Search code examples
pythonregexpython-3.xregex-group

Why doesn't python regex search method consistently return the matched object correctly?


I am doing a practice question on a Regex course:

How would you write a regex that matches a sentence where the first word is either Alice, Bob, or Carol; the second word is either eats, pets, or throws; the third word is apples, cats, or baseballs; and the sentence ends with a period? This regex should be case-insensitive. It must match the following:

  • Alice eats apples.
  • Bob pets cats.
  • Carol throws baseballs.
  • Alice throws Apples.
  • BOB EATS CATS.

My code is as follows:

regex=re.compile(r'Alice|Bob|Carol\seats|pets|throws\sapples\.|cats\.|baseballs\.',re.IGNORECASE)
mo=regex.search(str)
ma=mo.group()

When I pass str ='BOB EATS CATS.' or 'Alice throws Apples.', mo.group() only returns 'Bob' or 'Alice' respectively, but I was expecting it to return the whole sentence.
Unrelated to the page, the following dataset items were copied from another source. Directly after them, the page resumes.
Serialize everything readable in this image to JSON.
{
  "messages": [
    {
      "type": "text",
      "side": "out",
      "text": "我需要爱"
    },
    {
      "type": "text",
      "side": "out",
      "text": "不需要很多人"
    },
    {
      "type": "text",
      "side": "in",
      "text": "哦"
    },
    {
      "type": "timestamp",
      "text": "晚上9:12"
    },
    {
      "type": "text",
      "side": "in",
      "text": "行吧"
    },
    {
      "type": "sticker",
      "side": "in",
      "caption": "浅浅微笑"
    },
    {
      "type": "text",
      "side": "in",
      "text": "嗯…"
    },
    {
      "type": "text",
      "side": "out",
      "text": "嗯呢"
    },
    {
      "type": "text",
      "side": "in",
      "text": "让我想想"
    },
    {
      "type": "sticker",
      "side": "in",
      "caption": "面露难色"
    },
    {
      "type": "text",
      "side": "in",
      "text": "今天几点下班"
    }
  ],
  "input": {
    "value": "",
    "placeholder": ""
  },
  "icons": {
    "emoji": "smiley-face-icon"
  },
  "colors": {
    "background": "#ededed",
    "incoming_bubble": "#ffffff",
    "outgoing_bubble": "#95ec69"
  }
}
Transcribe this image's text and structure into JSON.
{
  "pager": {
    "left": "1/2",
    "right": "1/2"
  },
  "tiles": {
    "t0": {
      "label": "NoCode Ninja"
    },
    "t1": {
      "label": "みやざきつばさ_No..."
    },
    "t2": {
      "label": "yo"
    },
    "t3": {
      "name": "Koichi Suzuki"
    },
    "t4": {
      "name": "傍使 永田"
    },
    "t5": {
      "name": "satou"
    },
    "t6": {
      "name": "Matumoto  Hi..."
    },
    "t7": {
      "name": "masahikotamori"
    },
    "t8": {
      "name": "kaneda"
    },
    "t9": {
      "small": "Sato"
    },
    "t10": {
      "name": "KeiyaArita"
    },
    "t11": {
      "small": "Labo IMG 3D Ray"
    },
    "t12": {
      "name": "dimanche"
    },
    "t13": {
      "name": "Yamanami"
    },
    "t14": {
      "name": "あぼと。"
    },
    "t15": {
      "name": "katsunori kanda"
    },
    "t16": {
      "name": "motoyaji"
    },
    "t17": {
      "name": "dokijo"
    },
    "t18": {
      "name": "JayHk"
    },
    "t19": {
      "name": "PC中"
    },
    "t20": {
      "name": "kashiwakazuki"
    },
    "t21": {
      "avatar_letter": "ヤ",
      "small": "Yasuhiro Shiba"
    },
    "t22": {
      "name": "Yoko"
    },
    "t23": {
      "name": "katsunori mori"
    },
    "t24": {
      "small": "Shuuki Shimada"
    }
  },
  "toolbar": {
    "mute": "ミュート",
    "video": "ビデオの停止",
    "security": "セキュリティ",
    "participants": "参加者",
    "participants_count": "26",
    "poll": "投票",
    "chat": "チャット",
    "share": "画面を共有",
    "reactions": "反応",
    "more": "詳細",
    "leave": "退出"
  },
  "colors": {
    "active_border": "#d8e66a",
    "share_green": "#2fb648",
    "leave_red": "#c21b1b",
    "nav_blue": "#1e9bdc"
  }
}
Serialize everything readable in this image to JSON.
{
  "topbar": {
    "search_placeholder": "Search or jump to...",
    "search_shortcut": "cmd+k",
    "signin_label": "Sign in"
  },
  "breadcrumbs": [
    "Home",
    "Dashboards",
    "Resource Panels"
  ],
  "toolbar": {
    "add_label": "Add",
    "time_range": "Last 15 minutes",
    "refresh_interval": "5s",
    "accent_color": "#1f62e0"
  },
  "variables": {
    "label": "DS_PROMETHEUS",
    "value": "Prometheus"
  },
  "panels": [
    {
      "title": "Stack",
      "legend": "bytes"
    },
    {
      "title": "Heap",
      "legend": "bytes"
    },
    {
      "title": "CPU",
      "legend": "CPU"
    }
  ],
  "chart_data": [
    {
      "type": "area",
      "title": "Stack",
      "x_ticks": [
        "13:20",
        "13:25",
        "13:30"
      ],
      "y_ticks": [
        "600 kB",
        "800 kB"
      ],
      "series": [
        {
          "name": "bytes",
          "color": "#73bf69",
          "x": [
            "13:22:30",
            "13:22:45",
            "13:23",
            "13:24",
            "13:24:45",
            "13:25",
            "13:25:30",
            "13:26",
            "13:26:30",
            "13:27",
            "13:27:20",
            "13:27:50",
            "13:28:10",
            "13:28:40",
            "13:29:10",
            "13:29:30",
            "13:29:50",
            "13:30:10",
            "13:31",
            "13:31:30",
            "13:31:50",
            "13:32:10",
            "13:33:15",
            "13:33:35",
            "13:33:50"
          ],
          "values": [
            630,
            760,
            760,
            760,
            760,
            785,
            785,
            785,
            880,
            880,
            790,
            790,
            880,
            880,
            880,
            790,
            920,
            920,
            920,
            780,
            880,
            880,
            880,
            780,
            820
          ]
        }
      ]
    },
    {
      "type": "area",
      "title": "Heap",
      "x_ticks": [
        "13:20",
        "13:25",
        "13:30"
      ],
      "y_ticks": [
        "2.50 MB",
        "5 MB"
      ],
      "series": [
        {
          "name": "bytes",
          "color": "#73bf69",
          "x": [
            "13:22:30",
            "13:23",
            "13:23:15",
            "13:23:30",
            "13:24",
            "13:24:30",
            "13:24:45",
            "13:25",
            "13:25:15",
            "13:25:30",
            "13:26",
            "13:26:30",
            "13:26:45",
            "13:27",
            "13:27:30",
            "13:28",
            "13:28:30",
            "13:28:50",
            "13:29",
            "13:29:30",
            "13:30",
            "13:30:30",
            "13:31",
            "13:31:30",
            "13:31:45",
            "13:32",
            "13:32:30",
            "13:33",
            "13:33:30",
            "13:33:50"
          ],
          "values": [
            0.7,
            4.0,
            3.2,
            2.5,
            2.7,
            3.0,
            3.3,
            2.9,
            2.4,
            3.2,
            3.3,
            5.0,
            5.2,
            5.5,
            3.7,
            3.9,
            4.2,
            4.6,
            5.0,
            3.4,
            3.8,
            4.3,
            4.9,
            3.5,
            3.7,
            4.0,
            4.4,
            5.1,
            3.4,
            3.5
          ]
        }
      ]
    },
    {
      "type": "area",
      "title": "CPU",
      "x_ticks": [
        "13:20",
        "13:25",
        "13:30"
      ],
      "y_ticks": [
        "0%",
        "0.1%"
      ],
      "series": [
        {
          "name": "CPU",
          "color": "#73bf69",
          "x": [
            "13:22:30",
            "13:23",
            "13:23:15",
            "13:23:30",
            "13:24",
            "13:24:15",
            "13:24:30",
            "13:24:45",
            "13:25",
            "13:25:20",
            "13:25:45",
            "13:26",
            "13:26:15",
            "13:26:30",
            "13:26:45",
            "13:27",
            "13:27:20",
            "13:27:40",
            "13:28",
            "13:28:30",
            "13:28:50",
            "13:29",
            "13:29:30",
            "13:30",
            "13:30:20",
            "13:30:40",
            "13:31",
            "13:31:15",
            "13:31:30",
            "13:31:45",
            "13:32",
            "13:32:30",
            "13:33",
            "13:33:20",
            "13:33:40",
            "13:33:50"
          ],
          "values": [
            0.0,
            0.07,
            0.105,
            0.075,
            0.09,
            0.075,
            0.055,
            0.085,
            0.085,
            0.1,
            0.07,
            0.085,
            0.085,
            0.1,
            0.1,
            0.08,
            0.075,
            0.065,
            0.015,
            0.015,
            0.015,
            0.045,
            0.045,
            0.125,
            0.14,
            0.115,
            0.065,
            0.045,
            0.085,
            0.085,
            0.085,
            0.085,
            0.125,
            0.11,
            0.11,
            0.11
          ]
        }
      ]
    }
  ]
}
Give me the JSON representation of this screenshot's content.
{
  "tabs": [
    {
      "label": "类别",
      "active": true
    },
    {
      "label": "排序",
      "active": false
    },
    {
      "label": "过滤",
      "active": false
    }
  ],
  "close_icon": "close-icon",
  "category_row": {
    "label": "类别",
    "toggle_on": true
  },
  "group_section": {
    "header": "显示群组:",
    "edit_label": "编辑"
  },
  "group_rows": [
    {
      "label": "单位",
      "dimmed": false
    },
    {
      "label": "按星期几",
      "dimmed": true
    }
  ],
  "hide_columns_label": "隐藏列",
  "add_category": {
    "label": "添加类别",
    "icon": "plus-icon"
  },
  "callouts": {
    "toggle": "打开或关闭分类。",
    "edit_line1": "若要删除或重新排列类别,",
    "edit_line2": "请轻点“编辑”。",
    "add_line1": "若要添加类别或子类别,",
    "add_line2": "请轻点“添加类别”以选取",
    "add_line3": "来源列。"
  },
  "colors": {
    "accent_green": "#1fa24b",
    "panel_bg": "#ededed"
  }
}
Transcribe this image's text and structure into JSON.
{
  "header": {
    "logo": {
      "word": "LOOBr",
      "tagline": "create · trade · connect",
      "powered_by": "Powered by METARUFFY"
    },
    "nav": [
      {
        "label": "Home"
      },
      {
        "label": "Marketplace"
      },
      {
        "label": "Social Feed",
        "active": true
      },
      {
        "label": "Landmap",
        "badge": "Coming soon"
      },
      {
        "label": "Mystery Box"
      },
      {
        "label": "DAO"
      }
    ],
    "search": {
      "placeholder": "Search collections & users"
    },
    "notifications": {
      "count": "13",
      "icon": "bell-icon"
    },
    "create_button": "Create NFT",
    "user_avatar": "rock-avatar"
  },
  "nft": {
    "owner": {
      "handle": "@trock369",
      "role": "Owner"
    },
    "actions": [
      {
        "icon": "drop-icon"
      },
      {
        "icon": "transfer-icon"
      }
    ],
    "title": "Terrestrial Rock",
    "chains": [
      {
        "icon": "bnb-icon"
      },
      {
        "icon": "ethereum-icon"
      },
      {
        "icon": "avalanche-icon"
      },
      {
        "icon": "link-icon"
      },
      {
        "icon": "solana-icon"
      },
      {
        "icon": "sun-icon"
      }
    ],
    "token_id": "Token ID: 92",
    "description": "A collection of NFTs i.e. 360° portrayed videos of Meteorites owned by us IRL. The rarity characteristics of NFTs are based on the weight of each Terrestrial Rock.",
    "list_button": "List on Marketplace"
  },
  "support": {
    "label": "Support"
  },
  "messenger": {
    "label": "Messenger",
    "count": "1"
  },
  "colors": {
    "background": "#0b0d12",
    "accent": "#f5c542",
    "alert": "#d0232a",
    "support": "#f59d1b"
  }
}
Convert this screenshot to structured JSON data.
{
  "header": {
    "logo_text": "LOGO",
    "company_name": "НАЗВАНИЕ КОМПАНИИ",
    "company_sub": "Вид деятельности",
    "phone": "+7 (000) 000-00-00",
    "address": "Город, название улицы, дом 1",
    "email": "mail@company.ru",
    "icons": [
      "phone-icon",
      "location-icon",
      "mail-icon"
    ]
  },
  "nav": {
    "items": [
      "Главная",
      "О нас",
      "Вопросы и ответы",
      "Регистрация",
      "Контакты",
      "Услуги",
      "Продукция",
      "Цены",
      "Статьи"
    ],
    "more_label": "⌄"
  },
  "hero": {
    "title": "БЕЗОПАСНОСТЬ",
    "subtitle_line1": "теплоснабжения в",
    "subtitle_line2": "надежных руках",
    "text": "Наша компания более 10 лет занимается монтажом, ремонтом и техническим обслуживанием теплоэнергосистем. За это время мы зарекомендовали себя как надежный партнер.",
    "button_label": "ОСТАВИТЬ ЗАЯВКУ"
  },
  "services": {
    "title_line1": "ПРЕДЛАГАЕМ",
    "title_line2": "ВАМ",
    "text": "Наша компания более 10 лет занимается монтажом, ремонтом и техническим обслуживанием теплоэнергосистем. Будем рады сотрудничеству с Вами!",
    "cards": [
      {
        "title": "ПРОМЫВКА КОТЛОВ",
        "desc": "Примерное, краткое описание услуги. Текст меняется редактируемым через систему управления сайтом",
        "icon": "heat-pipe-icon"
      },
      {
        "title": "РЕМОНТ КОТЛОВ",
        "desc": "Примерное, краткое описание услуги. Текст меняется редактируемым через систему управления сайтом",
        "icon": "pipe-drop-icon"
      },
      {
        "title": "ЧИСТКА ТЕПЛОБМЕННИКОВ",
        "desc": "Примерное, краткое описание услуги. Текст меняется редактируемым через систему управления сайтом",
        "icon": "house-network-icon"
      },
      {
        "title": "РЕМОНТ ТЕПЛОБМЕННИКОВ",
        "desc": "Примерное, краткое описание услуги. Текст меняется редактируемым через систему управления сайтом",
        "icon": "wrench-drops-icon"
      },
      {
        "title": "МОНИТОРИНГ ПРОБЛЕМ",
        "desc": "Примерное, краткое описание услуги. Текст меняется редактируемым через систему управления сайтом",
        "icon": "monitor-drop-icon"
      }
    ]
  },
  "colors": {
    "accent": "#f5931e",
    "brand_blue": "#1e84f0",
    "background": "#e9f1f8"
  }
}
When I pass str='Carol throws baseballs.', mo.group() returns 'baseballs.', which is the last match.

I am confused as to why:

  • For the first two str examples I passed, it returned the first match('Bob' or 'Alice'), whilst the 3rd str example I passed returned the last match ('baseball')?

  • In all 3 str examples, I'm not sure why mo.group() is not returning the entire sentence as the match. i.e. i was expecting 'Carol throws baseballs.' as output from mo.group()


Solution

  • You need to tell your regex to group the lists of options somehow, or it will naturally think it's one giant list, with some elements containing spaces. The easiest way is to use capture groups for each word:

    regex=re.compile(r'(Alice|Bob|Carol)\s+(eats|pets|throws)\s+(apples|cats|baseballs)\.', re.IGNORECASE)
    

    The trailing period shouldn't be part of an option. If you don't want to use capturing groups for some reason (it won't really affect how the match is made), you can use non-capturing groups instead. Replace (...) with (?:...).

    Your original regex was interpreted as the following set of options:

    • Alice
    • Bob
    • Carol\seats
    • pets
    • throws\sapples.
    • cats.
    • baseballs.

    Spaces don't magically separate options. Hopefully you can see why none of the elements of Carol throws baseballs. besides baseballs. is present in that list. Something like Carol eats baseballs. would match Carol eats though.